After receiving a candidate's response to your offer, you must be prepared to negotiate. Job seekers today have access to an abundance of information on how to negotiate salary through websites and other resources, so most will enter the meeting knowledgeable on the topic. To reach a fair deal, you need to be equally prepared.
The first step is not unlike that in any other sort of bargaining. If the candidate suggests a higher figure than you've offered, you can choose to raise the amount of your proposal, waiting for the candidate to respond or counteroffer, and, ideally, arriving at an agreement that's within the salary range you've set for the position.
How to Decide to Negotiate Salary
If the candidate keeps pushing, whether you want to exceed the established range generally depends on two factors: How badly you want the individual and the policies and precedents in your company. When considering how to negotiate a salary offer for a particular candidate, some questions small businesses should consider include:
- Are other, equally qualified candidates available if the applicant says no? If the answer is yes, the leverage to make accommodations rests with the company.
- Has the job been particularly hard to fill, or are market conditions making finding and recruiting suitable candidates difficult? If the answer is yes, the leverage rests with the candidate.
- Will a stronger offer be significantly out of line with existing pay levels for comparable positions at your small business?
Remember that the lack of a reasonable degree of internal equity in compensation levels diminishes the spirit of teamwork and fairness. Recognize, too, that if you decide to negotiate salary and go beyond the firm's pay scale to win a really stellar candidate, you risk poor morale among existing staff should they learn that a new hire in the same role is being paid at a higher rate. And the best-kept secrets often do get out. If you're not able to match a candidate's salary request, consider expanding other components of the package. Applicants are often willing to compromise on base compensation if concessions are made in other areas.
Flexible scheduling is one option that will cost you little to nothing. Providing additional time off or opportunities to telecommute may also be acceptable to a candidate in lieu of higher wages.
A signing bonus is a sum of money that is offered as an extra inducement to the candidate to join the company. The signing bonus is exactly what it seems: An upfront cash payment that you give to an employee at the start of employment, independent of salary. The benefit to employees? Cash in their pockets. The benefit to employers? It may help you secure the employee you want without distorting your salary structure.
If you use signing bonuses, however, it's a good idea to make them contingent upon a specified period of employment. For example, the new manager will receive a signing bonus of $10,000 as long as he or she is employed with your company for a period of at least one year.

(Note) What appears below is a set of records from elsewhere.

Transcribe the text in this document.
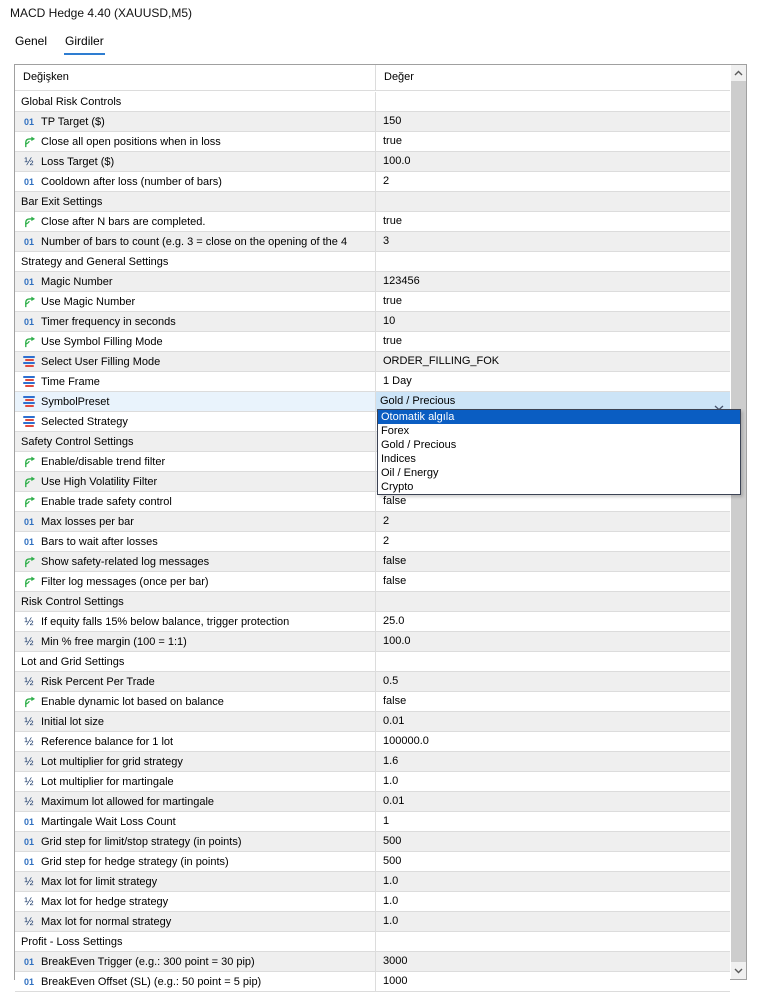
MACD Hedge 4.40 (XAUUSD,M5)
Genel Girdiler
Değişken	Değer
Global Risk Controls
01 TP Target ($)	150
Close all open positions when in loss	true
½ Loss Target ($)	100.0
01 Cooldown after loss (number of bars)	2
Bar Exit Settings
Close after N bars are completed.	true
01 Number of bars to count (e.g. 3 = close on the opening of the 4	3
Strategy and General Settings
01 Magic Number	123456
Use Magic Number	true
01 Timer frequency in seconds	10
Use Symbol Filling Mode	true
Select User Filling Mode	ORDER_FILLING_FOK
Time Frame	1 Day
SymbolPreset	Gold / Precious
Selected Strategy
Safety Control Settings
Enable/disable trend filter
Use High Volatility Filter
Enable trade safety control	false
01 Max losses per bar	2
01 Bars to wait after losses	2
Show safety-related log messages	false
Filter log messages (once per bar)	false
Risk Control Settings
½ If equity falls 15% below balance, trigger protection	25.0
½ Min % free margin (100 = 1:1)	100.0
Lot and Grid Settings
½ Risk Percent Per Trade	0.5
Enable dynamic lot based on balance	false
½ Initial lot size	0.01
½ Reference balance for 1 lot	100000.0
½ Lot multiplier for grid strategy	1.6
½ Lot multiplier for martingale	1.0
½ Maximum lot allowed for martingale	0.01
01 Martingale Wait Loss Count	1
01 Grid step for limit/stop strategy (in points)	500
01 Grid step for hedge strategy (in points)	500
½ Max lot for limit strategy	1.0
½ Max lot for hedge strategy	1.0
½ Max lot for normal strategy	1.0
Profit - Loss Settings
01 BreakEven Trigger (e.g.: 300 point = 30 pip)	3000
01 BreakEven Offset (SL) (e.g.: 50 point = 5 pip)	1000
Otomatik algıla
Forex
Gold / Precious
Indices
Oil / Energy
Crypto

Don't get so caught up in learning how to negotiate salary that you lose sight of what is appropriate for your organization. Sometimes, you just have to walk away. If your attempts to woo a reluctant candidate fall short, the best thing to do in many cases is to cut your losses and look somewhere else. The goal at this point should be to end the process so that the candidate leaves with a feeling of being treated fairly and with dignity. If carried out effectively, though, your salary negotiation has a very good chance of ending on a positive note.